Pernyataan tersebut memunculkan spekulasi mengenai kemungkinan pemeriksaan terhadap Nanik S. Deyang. Pasalnya, sebelum menjabat sebagai Kepala BGN, Nanik diketahui pernah menduduki posisi strategis sebagai salah satu wakil kepala saat lembaga itu dipimpin Dadan Hindayana.
Meski belum memastikan jadwal pemanggilan, Syarief menegaskan seluruh pihak yang memiliki keterkaitan informasi dengan perkara ini berpotensi dimintai keterangan.
“Kami lihat nanti urgensinya. Potensi semua bisa dipanggil,” katanya.
Sejauh ini, Kejagung telah menetapkan tiga tersangka dalam perkara yang menghebohkan tersebut. Mereka adalah mantan Kepala BGN Dadan Hindayana, mantan Wakil Kepala BGN Sony Sonjaya, serta mantan Wakil Kepala BGN Lodewyk Pusung.
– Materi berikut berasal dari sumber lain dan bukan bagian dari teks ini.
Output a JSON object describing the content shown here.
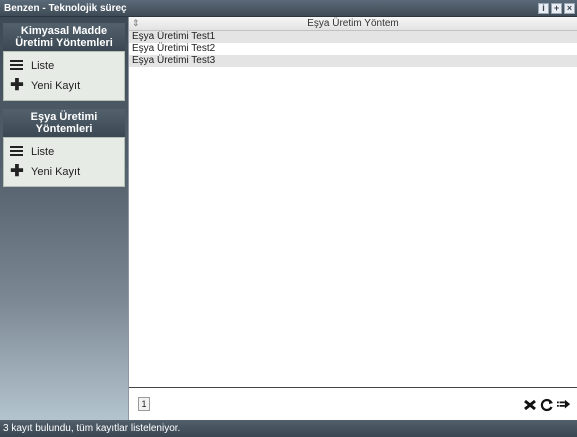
{
  "window": {
    "title": "Benzen - Teknolojik süreç",
    "btn_info": "i",
    "btn_plus": "+",
    "btn_close": "×"
  },
  "sidebar": {
    "panels": [
      {
        "title": "Kimyasal Madde Üretimi Yöntemleri",
        "items": [
          {
            "label": "Liste",
            "icon": "list-icon"
          },
          {
            "label": "Yeni Kayıt",
            "icon": "plus-icon"
          }
        ]
      },
      {
        "title": "Eşya Üretimi Yöntemleri",
        "items": [
          {
            "label": "Liste",
            "icon": "list-icon"
          },
          {
            "label": "Yeni Kayıt",
            "icon": "plus-icon"
          }
        ]
      }
    ]
  },
  "grid": {
    "column_header": "Eşya Üretim Yöntem",
    "sort_icon": "⇕",
    "rows": [
      "Eşya Üretimi Test1",
      "Eşya Üretimi Test2",
      "Eşya Üretimi Test3"
    ]
  },
  "pager": {
    "page": "1",
    "tools": [
      "clear-icon",
      "refresh-icon",
      "export-icon"
    ]
  },
  "status": {
    "text": "3 kayıt bulundu, tüm kayıtlar listeleniyor."
  },
  "colors": {
    "accent": "#3e4b57",
    "alt_row": "#e4e4e4"
  }
}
Ketiganya diduga terlibat dalam berbagai penyimpangan dalam pelaksanaan Program MBG yang selama ini digadang-gadang sebagai program strategis nasional untuk meningkatkan gizi masyarakat.
Penyidik mendalami dugaan praktik jual beli izin operasional Satuan Pelayanan Pemenuhan Gizi (SPPG), penyalahgunaan dana insentif operasional dapur MBG, hingga dugaan pelibatan yayasan-yayasan yang tidak memenuhi persyaratan namun tetap dijadikan mitra resmi BGN.
Tak hanya itu, penyidik juga sedang memetakan jaringan pihak-pihak yang diduga mengetahui atau terlibat dalam proses penunjukan yayasan mitra dan pengelolaan program. Sejumlah SPPG yang diduga memiliki keterkaitan dengan para tersangka turut didata untuk menelusuri aliran dana serta pola kerja sama yang mencurigakan.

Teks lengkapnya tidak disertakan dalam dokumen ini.